When God commanded Moses to lead Israel out of slavery in Egypt into the promised land (Canaan), God had declared, “I am the God who was worshiped by your ancestors Abraham, Isaac, and Jacob” (Exod 3.1-6). When Moses asked what God’s name was, God replied, “tell them that the LORD, whose name is ‘I Am,’ has sent you (Exod 3.13-15).”

The Hebrew name Yahweh is most likely related to the Hebrew verb "to be" and so may mean “I am the one who is” or “I will be what I will be” or “I am the one who causes to be.” These possible meanings of the sacred name show that Yahweh is the God who is, will be, and causes to be. Yahweh, God, is the source of all that is and will fulfill his purpose for the people of God and for the whole creation.

When Jesus transfigured before the disciples on the Mount in Mark 9:1-29, we see a similar pattern of experience; an eclipsing revelation that both embodies and fulfills all that Moses ever experienced or foreshadowed. In the midst of that unveiling of the eternal Son, the Father commanded all generations hence forth to listen to...Him. It's really quite an extraordinary moment in light of the titles, duties, honor and historical realities of the Mt. Sinai story.

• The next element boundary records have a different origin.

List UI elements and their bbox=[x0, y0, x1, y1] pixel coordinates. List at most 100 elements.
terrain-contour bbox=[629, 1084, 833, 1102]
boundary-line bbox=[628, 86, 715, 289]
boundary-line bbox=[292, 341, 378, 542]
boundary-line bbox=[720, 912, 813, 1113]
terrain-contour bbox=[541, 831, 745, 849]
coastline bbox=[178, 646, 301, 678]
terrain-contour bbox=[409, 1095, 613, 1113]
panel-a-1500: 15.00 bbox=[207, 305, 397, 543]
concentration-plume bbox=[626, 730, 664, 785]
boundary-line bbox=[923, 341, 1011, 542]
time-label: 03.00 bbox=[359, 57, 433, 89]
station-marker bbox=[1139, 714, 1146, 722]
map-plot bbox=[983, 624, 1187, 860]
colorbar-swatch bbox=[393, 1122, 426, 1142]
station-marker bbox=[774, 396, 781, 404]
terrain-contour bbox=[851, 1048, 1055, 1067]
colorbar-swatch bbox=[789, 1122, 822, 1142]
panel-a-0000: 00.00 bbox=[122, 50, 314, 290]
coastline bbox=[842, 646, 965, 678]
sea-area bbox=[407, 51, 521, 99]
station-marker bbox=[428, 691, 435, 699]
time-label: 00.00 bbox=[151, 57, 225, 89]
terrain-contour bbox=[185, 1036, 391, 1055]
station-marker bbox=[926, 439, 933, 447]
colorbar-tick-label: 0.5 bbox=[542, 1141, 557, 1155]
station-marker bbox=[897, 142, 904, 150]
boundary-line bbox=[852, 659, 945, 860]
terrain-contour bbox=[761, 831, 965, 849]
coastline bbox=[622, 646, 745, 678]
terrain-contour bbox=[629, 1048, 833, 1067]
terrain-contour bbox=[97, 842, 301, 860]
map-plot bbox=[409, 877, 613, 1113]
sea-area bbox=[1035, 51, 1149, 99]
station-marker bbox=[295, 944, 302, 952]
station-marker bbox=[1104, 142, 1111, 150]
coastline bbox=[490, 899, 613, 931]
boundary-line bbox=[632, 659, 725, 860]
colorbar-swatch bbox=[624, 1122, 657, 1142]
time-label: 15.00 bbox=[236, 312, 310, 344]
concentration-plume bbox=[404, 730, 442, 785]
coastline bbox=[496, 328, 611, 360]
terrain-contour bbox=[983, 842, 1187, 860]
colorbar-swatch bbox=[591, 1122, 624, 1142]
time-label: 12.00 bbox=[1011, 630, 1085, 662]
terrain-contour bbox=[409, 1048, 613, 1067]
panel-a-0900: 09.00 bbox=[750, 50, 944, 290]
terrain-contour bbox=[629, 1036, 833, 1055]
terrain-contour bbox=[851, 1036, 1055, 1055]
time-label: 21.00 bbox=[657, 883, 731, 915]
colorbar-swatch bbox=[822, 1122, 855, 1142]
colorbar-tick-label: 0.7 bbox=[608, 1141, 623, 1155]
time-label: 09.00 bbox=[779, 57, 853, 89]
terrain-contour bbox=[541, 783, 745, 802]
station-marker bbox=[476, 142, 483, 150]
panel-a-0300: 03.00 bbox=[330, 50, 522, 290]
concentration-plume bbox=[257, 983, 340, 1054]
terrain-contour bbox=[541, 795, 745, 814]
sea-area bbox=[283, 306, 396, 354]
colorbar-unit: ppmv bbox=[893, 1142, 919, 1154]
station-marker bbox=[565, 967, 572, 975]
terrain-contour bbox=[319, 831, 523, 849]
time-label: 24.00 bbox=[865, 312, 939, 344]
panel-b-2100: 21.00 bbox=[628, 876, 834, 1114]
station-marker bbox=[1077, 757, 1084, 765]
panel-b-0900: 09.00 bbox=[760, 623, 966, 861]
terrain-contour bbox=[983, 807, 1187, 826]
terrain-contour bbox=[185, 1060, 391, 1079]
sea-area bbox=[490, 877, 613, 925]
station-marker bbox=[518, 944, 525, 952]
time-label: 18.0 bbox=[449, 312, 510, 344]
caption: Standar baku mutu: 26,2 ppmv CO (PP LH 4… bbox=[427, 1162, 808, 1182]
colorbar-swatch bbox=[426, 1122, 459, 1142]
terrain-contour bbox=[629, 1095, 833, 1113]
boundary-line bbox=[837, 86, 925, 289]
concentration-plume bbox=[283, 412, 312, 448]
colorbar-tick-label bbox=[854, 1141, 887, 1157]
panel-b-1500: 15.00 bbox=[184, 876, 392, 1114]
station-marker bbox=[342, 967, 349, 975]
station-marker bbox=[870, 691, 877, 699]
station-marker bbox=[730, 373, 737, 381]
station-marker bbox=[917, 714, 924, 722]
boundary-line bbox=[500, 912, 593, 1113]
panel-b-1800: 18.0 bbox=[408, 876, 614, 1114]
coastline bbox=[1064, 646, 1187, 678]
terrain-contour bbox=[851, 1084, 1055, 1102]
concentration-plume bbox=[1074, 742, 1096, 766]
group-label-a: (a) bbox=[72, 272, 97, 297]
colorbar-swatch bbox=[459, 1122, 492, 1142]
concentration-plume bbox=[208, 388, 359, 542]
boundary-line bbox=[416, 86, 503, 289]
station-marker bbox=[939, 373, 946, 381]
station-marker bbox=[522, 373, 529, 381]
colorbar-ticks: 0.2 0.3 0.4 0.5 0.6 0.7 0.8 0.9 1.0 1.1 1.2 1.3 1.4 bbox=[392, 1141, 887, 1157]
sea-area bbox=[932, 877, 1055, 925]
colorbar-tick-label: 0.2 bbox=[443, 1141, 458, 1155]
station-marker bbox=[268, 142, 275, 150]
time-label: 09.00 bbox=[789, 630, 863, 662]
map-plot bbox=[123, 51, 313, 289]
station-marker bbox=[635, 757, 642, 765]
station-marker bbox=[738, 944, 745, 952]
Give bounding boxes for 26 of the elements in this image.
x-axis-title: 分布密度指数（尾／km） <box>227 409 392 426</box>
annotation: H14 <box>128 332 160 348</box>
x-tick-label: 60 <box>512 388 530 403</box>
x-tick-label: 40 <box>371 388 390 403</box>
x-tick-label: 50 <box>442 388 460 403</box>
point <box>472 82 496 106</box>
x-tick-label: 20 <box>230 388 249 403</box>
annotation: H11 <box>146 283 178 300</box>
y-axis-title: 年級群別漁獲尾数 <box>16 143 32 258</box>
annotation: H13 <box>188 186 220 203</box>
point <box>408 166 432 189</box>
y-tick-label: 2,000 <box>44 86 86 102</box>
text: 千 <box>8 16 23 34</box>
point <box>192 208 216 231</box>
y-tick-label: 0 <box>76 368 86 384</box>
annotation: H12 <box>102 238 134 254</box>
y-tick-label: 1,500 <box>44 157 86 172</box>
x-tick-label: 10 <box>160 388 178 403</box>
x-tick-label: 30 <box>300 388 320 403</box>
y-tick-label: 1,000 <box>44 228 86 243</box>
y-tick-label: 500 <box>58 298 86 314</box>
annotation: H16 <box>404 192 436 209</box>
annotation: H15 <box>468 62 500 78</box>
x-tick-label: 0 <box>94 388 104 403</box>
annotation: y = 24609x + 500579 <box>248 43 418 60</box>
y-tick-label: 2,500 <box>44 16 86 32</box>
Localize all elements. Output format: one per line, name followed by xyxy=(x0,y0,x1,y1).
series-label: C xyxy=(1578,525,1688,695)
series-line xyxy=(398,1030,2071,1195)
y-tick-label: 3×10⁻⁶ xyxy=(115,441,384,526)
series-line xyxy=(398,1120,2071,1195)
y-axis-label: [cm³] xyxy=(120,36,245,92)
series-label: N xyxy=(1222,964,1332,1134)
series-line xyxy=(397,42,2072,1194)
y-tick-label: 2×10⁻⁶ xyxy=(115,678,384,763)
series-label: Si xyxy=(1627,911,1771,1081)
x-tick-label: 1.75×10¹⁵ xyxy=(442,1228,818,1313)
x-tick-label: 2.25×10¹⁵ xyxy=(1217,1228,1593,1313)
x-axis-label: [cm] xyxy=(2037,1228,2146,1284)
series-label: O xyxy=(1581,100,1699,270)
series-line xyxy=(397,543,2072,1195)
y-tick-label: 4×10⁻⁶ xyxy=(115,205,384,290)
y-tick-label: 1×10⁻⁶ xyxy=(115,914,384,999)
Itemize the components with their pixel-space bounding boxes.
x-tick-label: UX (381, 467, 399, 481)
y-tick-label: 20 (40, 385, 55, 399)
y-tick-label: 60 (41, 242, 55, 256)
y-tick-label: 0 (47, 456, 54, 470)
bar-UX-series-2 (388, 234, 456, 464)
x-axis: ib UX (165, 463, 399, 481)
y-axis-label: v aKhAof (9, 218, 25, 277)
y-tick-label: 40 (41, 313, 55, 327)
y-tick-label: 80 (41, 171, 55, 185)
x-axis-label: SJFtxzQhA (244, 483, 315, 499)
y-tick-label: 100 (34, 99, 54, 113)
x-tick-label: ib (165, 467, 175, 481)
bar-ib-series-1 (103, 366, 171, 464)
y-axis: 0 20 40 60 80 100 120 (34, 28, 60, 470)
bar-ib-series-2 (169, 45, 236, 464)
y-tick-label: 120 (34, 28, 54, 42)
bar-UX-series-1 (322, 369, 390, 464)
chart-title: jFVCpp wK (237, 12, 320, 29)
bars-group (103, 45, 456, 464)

In John, Jesus uses the term “I am” to connect himself to these aspects of God's nature and to describe what God has given him to do for people. Jesus identifies himself as the one who supplies all needs (“I am the bread that gives life,” John 6.35) and who brings the knowledge about God to people (“I am the light of the world,” John 8.12). Jesus also uses this I am language to identify himself as the way for people to find God and become God's people (“I am the gate for the sheep,” John 10.7-16); and “I am the way, the truth, and the life,” John 14.6). Using imagery from Isaiah, Jesus says “I am the true vine” and that his people are “the branches,” sharing in the common life of the new people of God (John 15.1,5; see also Isa 5.1-7). By making these comparisons to the Jewish Scriptures, Jesus shows that he has been in God’s plan from the beginning: “even before Abraham was, I was, and I am” (John 8.58). (American Bible Society)

Like Moses, I too find myself taking my shoes off and bowing low in reverence at the knowledge that Jesus is more than I could ever embody the fullness of showing forth the Father is a mystery indeed. I AM, is a name that cant be boxed in. It stands above, beyond and around all attempts to name Him, to define Him, to control Him.

But in Jesus...we have Someone we can see, hear, touch and know. He is more than we ever could define, as the Mt. of Transfiguration mysteriously proclaims...but at the same time, it condenses eternity into finiteness, in a way that is touchable.

I take my shoes off, because THIS GROUND, is now holy...that is amazing. Heaven, I expect to be holy...this ground? On earth as it is in Heaven, is a statmement that most people fail to understand the magnitude of, when uttered.

Jesus manifests that mystery in so many more ways than we could ever yet fully comprehend.